Brazil’s Acting President Michel Temer will speak with Parente, the former president of agribusiness giant Bunge Ltd.’s Brazil unit and chief operating officer of multimedia company Grupo RBS, to try to convince him to lead the world’s biggest deep-water producer, said a spokeswoman for Temer’s chief of staff. Parente was also an energy minister under former president Fernando Henrique Cardoso, where he gained experience managing a national crisis when he oversaw energy rationing during a 2002 drought.


Parente as Petrobras’s chief executive would fit with Temer’s plans to form an investor-friendly economic team in an effort to restore growth in Latin America’s largest economy. The company is in the midst of an asset disposal program that has resulted in sales of about $2.1 billion since last year. Temer is expected to accelerate privatizations, including the possible sale of Petrobras’s fuel distribution business, to help close the budget deficit and win the confidence of investors, a government official with direct knowledge of the matter said this week.

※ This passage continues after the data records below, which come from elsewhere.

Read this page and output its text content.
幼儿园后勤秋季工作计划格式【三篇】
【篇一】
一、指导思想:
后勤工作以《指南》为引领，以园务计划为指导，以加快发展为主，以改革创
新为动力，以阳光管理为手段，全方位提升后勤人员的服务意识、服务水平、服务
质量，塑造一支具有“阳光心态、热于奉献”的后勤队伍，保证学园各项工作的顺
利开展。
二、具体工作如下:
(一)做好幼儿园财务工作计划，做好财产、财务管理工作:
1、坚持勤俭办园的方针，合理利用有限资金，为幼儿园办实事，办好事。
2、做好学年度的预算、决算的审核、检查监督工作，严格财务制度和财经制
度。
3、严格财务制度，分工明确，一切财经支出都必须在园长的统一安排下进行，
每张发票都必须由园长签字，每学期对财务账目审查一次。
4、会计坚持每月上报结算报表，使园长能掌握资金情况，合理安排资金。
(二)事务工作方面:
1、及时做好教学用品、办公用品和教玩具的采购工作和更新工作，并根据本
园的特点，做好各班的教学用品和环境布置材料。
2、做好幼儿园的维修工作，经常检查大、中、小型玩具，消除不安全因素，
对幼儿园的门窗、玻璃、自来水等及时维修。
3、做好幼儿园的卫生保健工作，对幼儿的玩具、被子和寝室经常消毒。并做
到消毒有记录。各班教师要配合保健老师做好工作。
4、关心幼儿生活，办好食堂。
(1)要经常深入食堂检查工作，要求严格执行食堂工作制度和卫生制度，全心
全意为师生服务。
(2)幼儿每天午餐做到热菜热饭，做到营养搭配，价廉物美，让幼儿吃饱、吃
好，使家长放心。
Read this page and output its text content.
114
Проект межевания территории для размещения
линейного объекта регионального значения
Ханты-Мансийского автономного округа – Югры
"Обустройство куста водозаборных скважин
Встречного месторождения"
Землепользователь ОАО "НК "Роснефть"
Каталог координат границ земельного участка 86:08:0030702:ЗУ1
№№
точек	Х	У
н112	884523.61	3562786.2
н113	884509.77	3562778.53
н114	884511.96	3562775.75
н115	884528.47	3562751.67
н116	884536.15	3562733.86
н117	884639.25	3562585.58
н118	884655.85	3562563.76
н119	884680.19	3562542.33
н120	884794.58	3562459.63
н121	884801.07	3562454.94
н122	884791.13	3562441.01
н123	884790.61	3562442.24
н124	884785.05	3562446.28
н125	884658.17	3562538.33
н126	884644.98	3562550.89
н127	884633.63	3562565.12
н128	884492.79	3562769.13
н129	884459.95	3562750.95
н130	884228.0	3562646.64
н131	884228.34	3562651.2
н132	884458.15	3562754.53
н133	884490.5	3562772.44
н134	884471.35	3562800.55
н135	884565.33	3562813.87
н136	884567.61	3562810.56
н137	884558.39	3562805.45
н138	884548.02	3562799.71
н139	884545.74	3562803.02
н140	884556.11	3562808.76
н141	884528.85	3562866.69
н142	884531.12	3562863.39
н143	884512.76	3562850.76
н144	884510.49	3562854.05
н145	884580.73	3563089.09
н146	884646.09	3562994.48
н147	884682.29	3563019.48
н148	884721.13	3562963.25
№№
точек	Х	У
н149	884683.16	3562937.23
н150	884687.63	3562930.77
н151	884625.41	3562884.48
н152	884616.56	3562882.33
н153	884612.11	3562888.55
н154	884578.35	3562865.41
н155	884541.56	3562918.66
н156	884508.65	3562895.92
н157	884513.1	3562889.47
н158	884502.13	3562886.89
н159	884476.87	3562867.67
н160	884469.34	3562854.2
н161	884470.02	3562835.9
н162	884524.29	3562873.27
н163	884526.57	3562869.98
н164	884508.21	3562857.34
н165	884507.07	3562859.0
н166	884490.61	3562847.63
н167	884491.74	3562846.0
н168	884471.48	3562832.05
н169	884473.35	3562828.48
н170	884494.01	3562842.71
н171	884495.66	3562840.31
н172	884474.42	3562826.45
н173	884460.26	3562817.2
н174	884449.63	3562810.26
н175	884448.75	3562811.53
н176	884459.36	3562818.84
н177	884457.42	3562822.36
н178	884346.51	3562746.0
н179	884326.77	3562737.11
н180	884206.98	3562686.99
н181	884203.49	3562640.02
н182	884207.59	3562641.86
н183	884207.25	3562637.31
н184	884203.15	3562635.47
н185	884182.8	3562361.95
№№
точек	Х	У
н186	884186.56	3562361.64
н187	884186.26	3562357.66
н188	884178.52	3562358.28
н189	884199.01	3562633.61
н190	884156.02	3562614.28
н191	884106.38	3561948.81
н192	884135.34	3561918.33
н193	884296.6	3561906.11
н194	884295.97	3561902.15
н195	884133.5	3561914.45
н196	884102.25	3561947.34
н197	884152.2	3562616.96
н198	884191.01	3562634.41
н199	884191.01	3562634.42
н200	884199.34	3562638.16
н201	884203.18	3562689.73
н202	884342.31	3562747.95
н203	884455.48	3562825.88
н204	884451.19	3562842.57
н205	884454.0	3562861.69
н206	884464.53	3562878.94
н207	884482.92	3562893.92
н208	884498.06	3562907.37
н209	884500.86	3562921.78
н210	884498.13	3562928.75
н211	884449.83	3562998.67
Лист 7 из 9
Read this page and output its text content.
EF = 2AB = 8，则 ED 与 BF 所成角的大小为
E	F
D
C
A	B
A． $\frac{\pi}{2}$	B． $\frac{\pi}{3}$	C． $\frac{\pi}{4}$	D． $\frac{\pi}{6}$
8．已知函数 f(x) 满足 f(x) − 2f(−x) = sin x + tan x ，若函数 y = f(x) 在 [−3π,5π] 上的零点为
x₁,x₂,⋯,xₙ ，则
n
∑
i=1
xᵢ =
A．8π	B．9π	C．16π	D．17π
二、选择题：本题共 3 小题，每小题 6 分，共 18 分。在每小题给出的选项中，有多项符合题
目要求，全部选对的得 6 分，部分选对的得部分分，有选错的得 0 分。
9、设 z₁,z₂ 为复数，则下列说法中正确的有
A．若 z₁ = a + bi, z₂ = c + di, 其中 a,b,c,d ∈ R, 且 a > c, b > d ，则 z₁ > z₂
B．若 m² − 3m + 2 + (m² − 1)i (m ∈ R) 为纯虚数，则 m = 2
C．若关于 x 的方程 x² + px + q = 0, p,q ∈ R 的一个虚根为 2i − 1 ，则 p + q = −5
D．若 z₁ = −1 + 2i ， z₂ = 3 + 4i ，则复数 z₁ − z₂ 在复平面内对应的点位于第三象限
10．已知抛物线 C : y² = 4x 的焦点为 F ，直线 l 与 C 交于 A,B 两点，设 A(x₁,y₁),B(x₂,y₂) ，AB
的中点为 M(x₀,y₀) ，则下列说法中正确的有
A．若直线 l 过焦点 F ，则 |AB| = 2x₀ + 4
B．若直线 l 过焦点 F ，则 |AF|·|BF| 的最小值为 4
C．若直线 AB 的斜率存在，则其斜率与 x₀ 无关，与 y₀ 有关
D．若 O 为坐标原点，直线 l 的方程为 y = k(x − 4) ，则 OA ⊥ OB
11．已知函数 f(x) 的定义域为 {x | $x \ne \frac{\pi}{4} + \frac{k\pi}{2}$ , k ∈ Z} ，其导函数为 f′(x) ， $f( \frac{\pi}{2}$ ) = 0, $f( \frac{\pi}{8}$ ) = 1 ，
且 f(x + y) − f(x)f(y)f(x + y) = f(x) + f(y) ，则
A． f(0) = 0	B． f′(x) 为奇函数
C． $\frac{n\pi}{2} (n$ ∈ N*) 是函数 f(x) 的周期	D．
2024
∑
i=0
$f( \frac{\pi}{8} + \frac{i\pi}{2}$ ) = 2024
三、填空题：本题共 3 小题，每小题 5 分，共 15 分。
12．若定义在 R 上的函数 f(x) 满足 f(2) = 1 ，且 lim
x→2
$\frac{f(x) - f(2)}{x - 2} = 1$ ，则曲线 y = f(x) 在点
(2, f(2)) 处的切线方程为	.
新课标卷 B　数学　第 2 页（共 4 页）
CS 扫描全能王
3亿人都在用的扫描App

The company may need government support as early as 2017 if it fails to raise a planned $14.1 billion from asset sales this year, Moody’s Investors Service said in a research report Thursday. Petrobras may also have difficulties refinancing an estimated $21 billion of debt coming due by the end of 2017 given its limited access to capital markets, Moody’s said.

Rio de Janeiro-based Petrobras is also defending itself against a class action lawsuit in the U.S., a source of concern for investors who have already seen the company report billions of dollars in graft-related losses and impairments from unprofitable investments, including refinery projects that remain unfinished. The host of financial and legal challenges facing the company had discouraged some Brazil’s leading oil executives from seeking the job.